Ahead of two of the most sexual photos, the owners — who run the account, according to a representative — posted a photo warning that “adult entertainment” was forthcoming. This, of course, ignores the fact that someone would likely encounter these photos without the warning since Instagram home feeds are non-chronological.
And accompanying the “adult entertainment” warning was a slew of on-the-nose hashtags, like #sexpictures, #sexy, and even #beatme. They also include #eater which, sorry, isn’t going to earn you a reblog, pal.
A representative for the Pastagram tells Eater NY that there’s no need for the restaurant to post photos of the food it serves and its space because presumably diners will do that work. Instead, the Pastagram’s feed is intended to “attract the attention of the public,” according to the rep, and the restaurant abides by the old adage “sex sells” to do so.
The posts are meant to be provocative but not vulgar or trashy, and “irony is key,” the rep says. As such, photos of pasta will rarely appear, although the owners — who run the account — will also adhere to “ironic non-sexual themes” in the future.
It does seem that these other brands are taking their cues from By Chloe. The vegan chain not only uses sex to sell but tries to be eye-catching in general with intriguing but slightly off-putting photos. Other bizarre images, like jello in the shape of a grenade, a dilapidated fruit plate with disembodied eyeballs, and what appears to be Cheez Whiz on a banana (terrifying), come up as well. In fact, By Chloe might have a fetish for weird banana photos, and the Pastagram has seemingly followed suit.

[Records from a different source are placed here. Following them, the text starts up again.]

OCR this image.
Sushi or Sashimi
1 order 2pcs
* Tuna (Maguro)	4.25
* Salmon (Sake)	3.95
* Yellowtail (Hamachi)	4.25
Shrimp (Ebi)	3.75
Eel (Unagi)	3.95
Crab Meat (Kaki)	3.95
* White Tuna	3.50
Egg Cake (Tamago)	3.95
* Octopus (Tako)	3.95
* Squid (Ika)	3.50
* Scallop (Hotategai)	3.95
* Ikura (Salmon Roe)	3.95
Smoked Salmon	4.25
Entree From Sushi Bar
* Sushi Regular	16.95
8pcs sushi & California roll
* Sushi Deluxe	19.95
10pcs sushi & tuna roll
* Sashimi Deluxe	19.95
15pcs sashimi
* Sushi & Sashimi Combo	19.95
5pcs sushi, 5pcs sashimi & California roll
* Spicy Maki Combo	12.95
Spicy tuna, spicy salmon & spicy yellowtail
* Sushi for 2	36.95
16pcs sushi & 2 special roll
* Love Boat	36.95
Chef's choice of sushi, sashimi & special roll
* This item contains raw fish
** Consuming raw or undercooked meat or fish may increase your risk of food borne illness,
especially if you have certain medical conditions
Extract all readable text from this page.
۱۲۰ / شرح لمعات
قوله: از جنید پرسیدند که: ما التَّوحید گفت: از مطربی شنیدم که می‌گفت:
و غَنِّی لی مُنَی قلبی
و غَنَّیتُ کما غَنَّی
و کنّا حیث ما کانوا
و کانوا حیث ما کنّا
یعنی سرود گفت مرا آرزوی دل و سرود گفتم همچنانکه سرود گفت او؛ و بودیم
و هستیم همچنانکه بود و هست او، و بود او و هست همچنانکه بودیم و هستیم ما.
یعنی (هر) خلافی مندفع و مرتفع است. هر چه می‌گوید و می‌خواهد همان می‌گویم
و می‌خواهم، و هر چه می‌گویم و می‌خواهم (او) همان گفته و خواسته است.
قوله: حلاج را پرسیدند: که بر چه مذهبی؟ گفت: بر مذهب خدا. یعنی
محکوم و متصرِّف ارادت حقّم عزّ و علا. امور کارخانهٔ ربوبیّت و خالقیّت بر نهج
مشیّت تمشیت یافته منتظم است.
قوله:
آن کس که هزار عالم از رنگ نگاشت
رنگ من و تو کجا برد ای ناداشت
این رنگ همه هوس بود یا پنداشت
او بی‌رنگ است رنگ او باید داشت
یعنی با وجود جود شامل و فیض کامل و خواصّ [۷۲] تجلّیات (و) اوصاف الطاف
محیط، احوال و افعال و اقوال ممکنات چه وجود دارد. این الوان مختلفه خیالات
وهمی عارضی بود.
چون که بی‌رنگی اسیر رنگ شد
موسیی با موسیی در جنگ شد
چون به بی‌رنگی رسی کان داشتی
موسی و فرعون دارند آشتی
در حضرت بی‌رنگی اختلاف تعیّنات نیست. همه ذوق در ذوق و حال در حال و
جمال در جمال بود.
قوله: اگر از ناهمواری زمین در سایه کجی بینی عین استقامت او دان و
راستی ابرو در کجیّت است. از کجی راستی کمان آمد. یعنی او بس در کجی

Intensely curated Instagrams are certainly nothing new in the restaurant world. Restaurants intentionally try to go viral with over-the-top food creations. But the “sexy fruit” approach is something different, an attempt to grab eyes that has little to do with the food served and also rarely involves original work produced by the restaurant.
Occasionally By Chloe posts original photos, but the bulk of the chain’s feed is reposted from other viral accounts, like @tasteofstreep and @thingsinmymouth, or from aesthetic bloggers and other photographers. As far as grabbing attention goes, it’s a pretty effective strategy — but only because many of these posts are so off-putting, it’s hard to look away.